Strobe
A criação visual contemporânea, num momento de acentuação da digitalidade enquanto regime estético-político, tem vindo a problematizar a tensão entre materialidade e desmaterialização, questionando o desaparecimento do corpo, endémico à codificação digital da matéria. Esta tensão coloca-se de forma particularmente aguda no campo da imagem em movimento, em que o desaparecimento do celulóide se tem traduzido numa necessidade de pensar as implicações estéticas e políticas de um medium que cada vez mais assume uma forma imaterial e codificada. Este questionamento traduz-se frequentemente em práticas artísticas que procuram re-situar o corpo no campo visual e político, ora tornando visível a forma como os dispositivos de criação de imagem continuam a produzir corpos, ora demonstrando como os próprios corpos que supostamente se desmaterializam produzem, também eles, imagens que geram efeitos materiais, afectivos e políticos. Através destas práticas, o corpo (individual e político) reinscreve-se na e através da presença material do próprio medium.
O poder contemporâneo exerce-se, também, por via de uma dimensão escópica e corporal, que se cruza com processos de racialização, de género e sexualização, através dos quais o corpo é entendido como desejo e valor, mas também desperdício ou desvio.

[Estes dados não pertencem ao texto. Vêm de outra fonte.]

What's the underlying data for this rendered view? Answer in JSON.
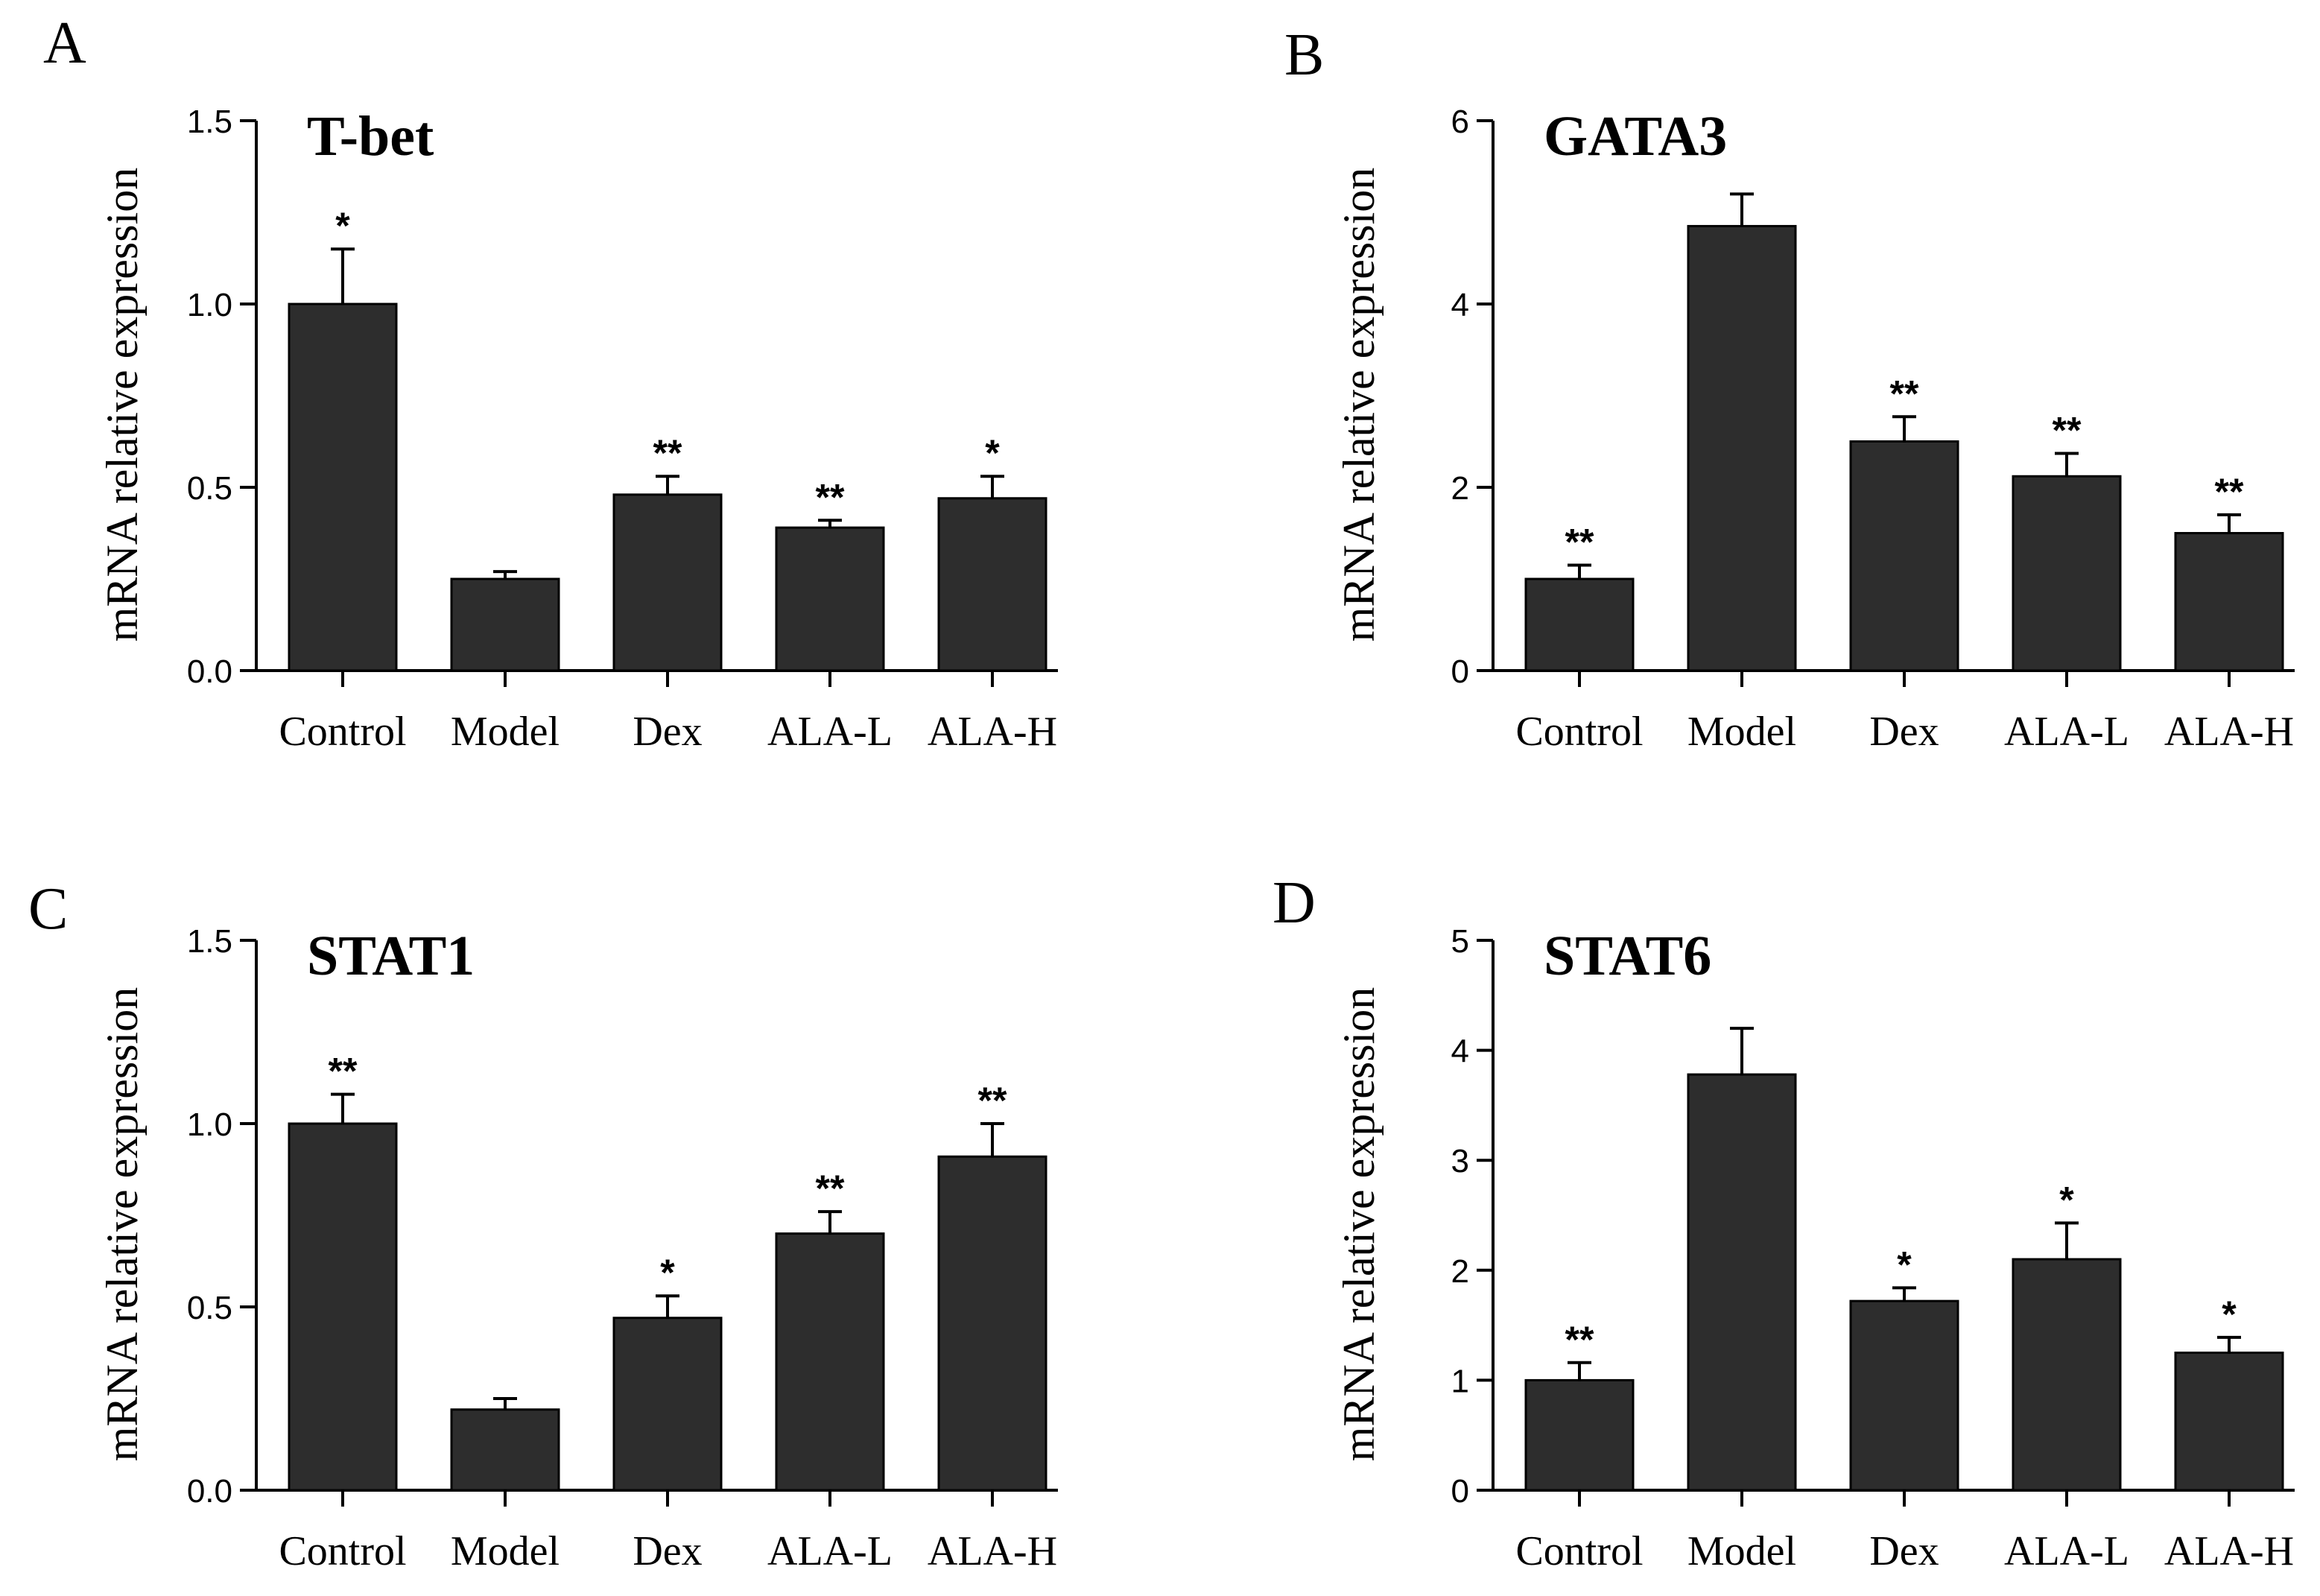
{
  "chart_data": [
    {
      "type": "bar",
      "panel": "A",
      "title": "T-bet",
      "xlabel": "",
      "ylabel": "mRNA relative expression",
      "ylim": [
        0,
        1.5
      ],
      "yticks": [
        "0.0",
        "0.5",
        "1.0",
        "1.5"
      ],
      "ytick_values": [
        0,
        0.5,
        1.0,
        1.5
      ],
      "categories": [
        "Control",
        "Model",
        "Dex",
        "ALA-L",
        "ALA-H"
      ],
      "values": [
        1.0,
        0.25,
        0.48,
        0.39,
        0.47
      ],
      "errors": [
        0.15,
        0.02,
        0.05,
        0.02,
        0.06
      ],
      "significance": [
        "*",
        "",
        "**",
        "**",
        "*"
      ],
      "bar_color": "#2d2d2d"
    },
    {
      "type": "bar",
      "panel": "B",
      "title": "GATA3",
      "xlabel": "",
      "ylabel": "mRNA relative expression",
      "ylim": [
        0,
        6
      ],
      "yticks": [
        "0",
        "2",
        "4",
        "6"
      ],
      "ytick_values": [
        0,
        2,
        4,
        6
      ],
      "categories": [
        "Control",
        "Model",
        "Dex",
        "ALA-L",
        "ALA-H"
      ],
      "values": [
        1.0,
        4.85,
        2.5,
        2.12,
        1.5
      ],
      "errors": [
        0.15,
        0.35,
        0.27,
        0.25,
        0.2
      ],
      "significance": [
        "**",
        "",
        "**",
        "**",
        "**"
      ],
      "bar_color": "#2d2d2d"
    },
    {
      "type": "bar",
      "panel": "C",
      "title": "STAT1",
      "xlabel": "",
      "ylabel": "mRNA relative expression",
      "ylim": [
        0,
        1.5
      ],
      "yticks": [
        "0.0",
        "0.5",
        "1.0",
        "1.5"
      ],
      "ytick_values": [
        0,
        0.5,
        1.0,
        1.5
      ],
      "categories": [
        "Control",
        "Model",
        "Dex",
        "ALA-L",
        "ALA-H"
      ],
      "values": [
        1.0,
        0.22,
        0.47,
        0.7,
        0.91
      ],
      "errors": [
        0.08,
        0.03,
        0.06,
        0.06,
        0.09
      ],
      "significance": [
        "**",
        "",
        "*",
        "**",
        "**"
      ],
      "bar_color": "#2d2d2d"
    },
    {
      "type": "bar",
      "panel": "D",
      "title": "STAT6",
      "xlabel": "",
      "ylabel": "mRNA relative expression",
      "ylim": [
        0,
        5
      ],
      "yticks": [
        "0",
        "1",
        "2",
        "3",
        "4",
        "5"
      ],
      "ytick_values": [
        0,
        1,
        2,
        3,
        4,
        5
      ],
      "categories": [
        "Control",
        "Model",
        "Dex",
        "ALA-L",
        "ALA-H"
      ],
      "values": [
        1.0,
        3.78,
        1.72,
        2.1,
        1.25
      ],
      "errors": [
        0.16,
        0.42,
        0.12,
        0.33,
        0.14
      ],
      "significance": [
        "**",
        "",
        "*",
        "*",
        "*"
      ],
      "bar_color": "#2d2d2d"
    }
  ]
}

Igor Jesus, Daniela Agostinho, e Ana Cristina Cachola
Miguel Mesquita
Dando seguimento à sua investigação sobre o domínio dos dispositivos de captação e criação de imagens na apropriação, exploração e colonização do corpo, a proposta que Igor Jesus desenvolve na residência No Entulho da Artworks parte das experiências fotográficas que o artista Checo Miroslav Tichý, realizou entre o início de 1970 e meados de 80 utilizando câmaras artesanais. De carácter frequentemente voyeurista, as fotografias de Tichý traduzem uma obsessão com o corpo feminino, onde o comportamento e postura das protagonistas é alheio ao dispositivo que as capta. É na transformação da pose das acções quotidianas em realidades esotéricas e, simultaneamente, fetichistas que Igor Jesus explora os formatos e processos de obsessão e capitalização dos desejos do corpo, manifestados em lógicas de sedução, associando-os à instantaneidade das imagens e à sua expressão mediante mecanismos de visualidade.